取材・文/池田充枝

アラスカで暮らして大自然に生きる動物を撮影した写真家、星野道夫(1952-1996)。
19歳のときに目にしたエスキモーの村の空撮写真に惹かれて村長に手紙を書き、20歳の夏休みにアラスカに約3カ月滞在して、写真家になることを決意します。

以後、北極圏の自然や野生動物と共生する人々の暮らし、語り継がれた神話など、多くの出会いを通じて思索を深めながら「自然と人間の関わり」を追い続けました。

「草むらに潜むグリズリー」撮影:星野道夫

没後25年を迎えた今年、星野道夫の足跡をたどる回顧展が開かれています(11月7日まで)。
本展では代表作をはじめ貴重な資料を交えて星野道夫の足跡を紹介します。見どころを、岡山県立美術館の学芸員、八田真理子さんにうかがいました。

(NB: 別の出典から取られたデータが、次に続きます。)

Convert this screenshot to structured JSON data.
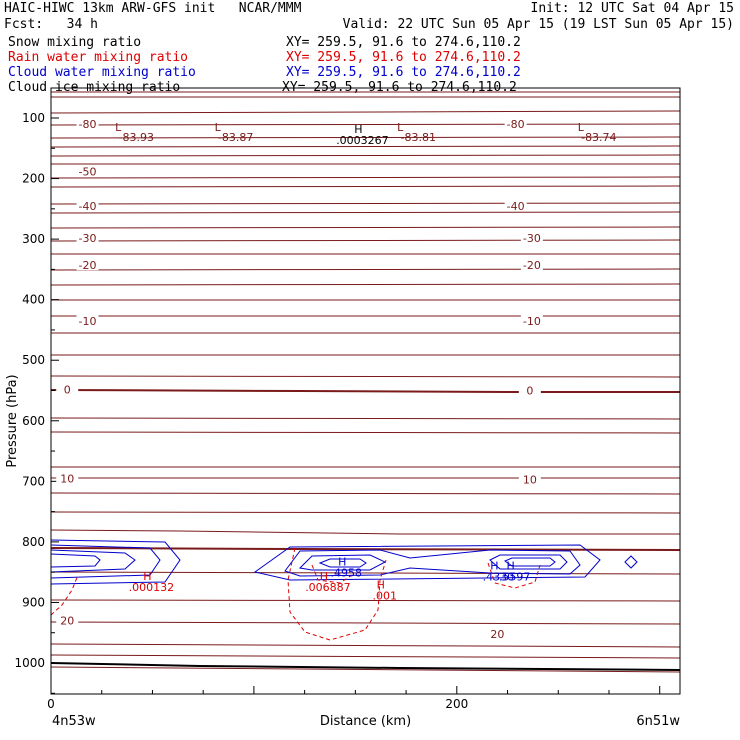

「春のアラスカ北極圏、群れにはぐれてさまようカリブー」撮影:星野道夫

「メインビジュアルに使用しているこちらの写真。中央の動物は、星野道夫さんが最も心を傾けたテーマの一つであるカリブーです。その背後には、雪の残る山の斜面が川から立ちのぼる朝霧で白くぼやけている、という不思議な情景が広がっています。星野さんの代表作といってよいでしょう。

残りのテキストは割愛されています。